Interestingly, the LAMP-2 antigen is highly homologous to a bacterial antigen termed FimH.  The authors' hypothesis is that patients who develop bacterial infection with an organism containing FimH develop antibodies against this antigen which are also cross-reactive with LAMP-2, expressed on neutrophils.  This is another example of "molecular mimicry" which may also be found in conditions such as rheumatic heart disease.  

Friday, October 31, 2008

PAN versus MPA

Polyarteritis nodosa (PAN) and Microscopic polyangiitis (MPA) are two vasculitides which were previously grouped together.

However, they are currently thought of as two separate entities.

PAN is a vasculitis of the medium-sized arteries, sparing the smaller vessels and therefore does NOT cause a glomerulonephritis. Any renal compromise which results is generally due to ischemia from inflammation of the medium-sized renal vessels. PAN is often associated with hepatitis B infection.
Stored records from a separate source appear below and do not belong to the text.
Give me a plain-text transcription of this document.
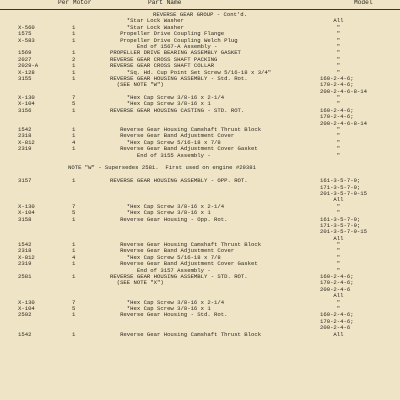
Per Motor	Part Name	Model
REVERSE GEAR GROUP - Cont'd.
*Star Lock Washer	All
X-560	1	*Star Lock Washer	"
1575	1	Propeller Drive Coupling Flange	"
X-583	1	Propeller Drive Coupling Welch Plug	"
End of 1567-A Assembly -	"
1569	1	PROPELLER DRIVE BEARING ASSEMBLY GASKET	"
2027	2	REVERSE GEAR CROSS SHAFT PACKING	"
2029-A	1	REVERSE GEAR CROSS SHAFT COLLAR	"
X-128	1	*Sq. Hd. Cup Point Set Screw 5/16-18 x 3/4"	"
3155	1	REVERSE GEAR HOUSING ASSEMBLY - Std. Rot.	160-2-4-6;
(SEE NOTE "W")	170-2-4-6;
200-2-4-6-8-14
X-130	7	*Hex Cap Screw 3/8-16 x 2-1/4	"
X-104	5	*Hex Cap Screw 3/8-16 x 1	"
3156	1	REVERSE GEAR HOUSING CASTING - STD. ROT.	160-2-4-6;
170-2-4-6;
200-2-4-6-8-14
1542	1	Reverse Gear Housing Camshaft Thrust Block	"
2318	1	Reverse Gear Band Adjustment Cover	"
X-812	4	*Hex Cap Screw 5/16-18 x 7/8	"
2319	1	Reverse Gear Band Adjustment Cover Gasket	"
End of 3155 Assembly -	"
NOTE "W" - Supersedes 2581.  First used on engine #29381
3157	1	REVERSE GEAR HOUSING ASSEMBLY - OPP. ROT.	161-3-5-7-9;
171-3-5-7-9;
201-3-5-7-9-15
All
X-130	7	*Hex Cap Screw 3/8-16 x 2-1/4	"
X-104	5	*Hex Cap Screw 3/8-16 x 1	"
3158	1	Reverse Gear Housing - Opp. Rot.	161-3-5-7-9;
171-3-5-7-9;
201-3-5-7-9-15
All
1542	1	Reverse Gear Housing Camshaft Thrust Block	"
2318	1	Reverse Gear Band Adjustment Cover	"
X-812	4	*Hex Cap Screw 5/16-18 x 7/8	"
2319	1	Reverse Gear Band Adjustment Cover Gasket	"
End of 3157 Assembly -	"
2581	1	REVERSE GEAR HOUSING ASSEMBLY - STD. ROT.	160-2-4-6;
(SEE NOTE "X")	170-2-4-6;
200-2-4-6
All
X-130	7	*Hex Cap Screw 3/8-16 x 2-1/4	"
X-104	5	*Hex Cap Screw 3/8-16 x 1	"
2502	1	Reverse Gear Housing - Std. Rot.	160-2-4-6;
170-2-4-6;
200-2-4-6
1542	1	Reverse Gear Housing Camshaft Thrust Block	All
In contrast, MPA is a vasculitis of the small-sized vessels, and therefore results in a pauci-immune glomerulonephritis. It is very commonly ANCA-positive.

Tuesday, October 21, 2008

Double Antibody Disease

The incidence of ANCA-positive disease is in the ballpark of 1:10,000. The incidence of anti-GBM disease is even more rare, at about 1:1,000,000. One would expect if these 2 disease-causing antibodies were entirely independent of one another, the incidence of a "double positive" (e.g., both ANCA & anti-GBM-positive) would be predicted to be (1:10,000 x 1:1,000,000 =) 1 in 10,000,000,000, or one in 10 billion.

Double positive disease is much more common than this, however. One study by Levy et al in a 2006 Kidney International paper showed that 5% of all ANCA-positive serum samples were also positive for anti-GBM antibodies, and about 1/3 of all anti-GBM positive samples had detectable ANCA. Most of the time (82%) the double-positive patients had an anti-MPO (myeloperoxidase) specific antibody. Perhaps not surprisingly, the double antibody-positive patients have a worse outcome than single-positive patients.

One theory to explain the existence of double-positivity is that the disease starts off as an ANCA-mediated process and damages the glomerular basement membrane, thereby exposing antigens to which an anti-GBM can form. Treatment in the acute setting is generally aggressive (e.g., treat them as if they have anti-GBM disease) and chronically is often managed as an ANCA disease.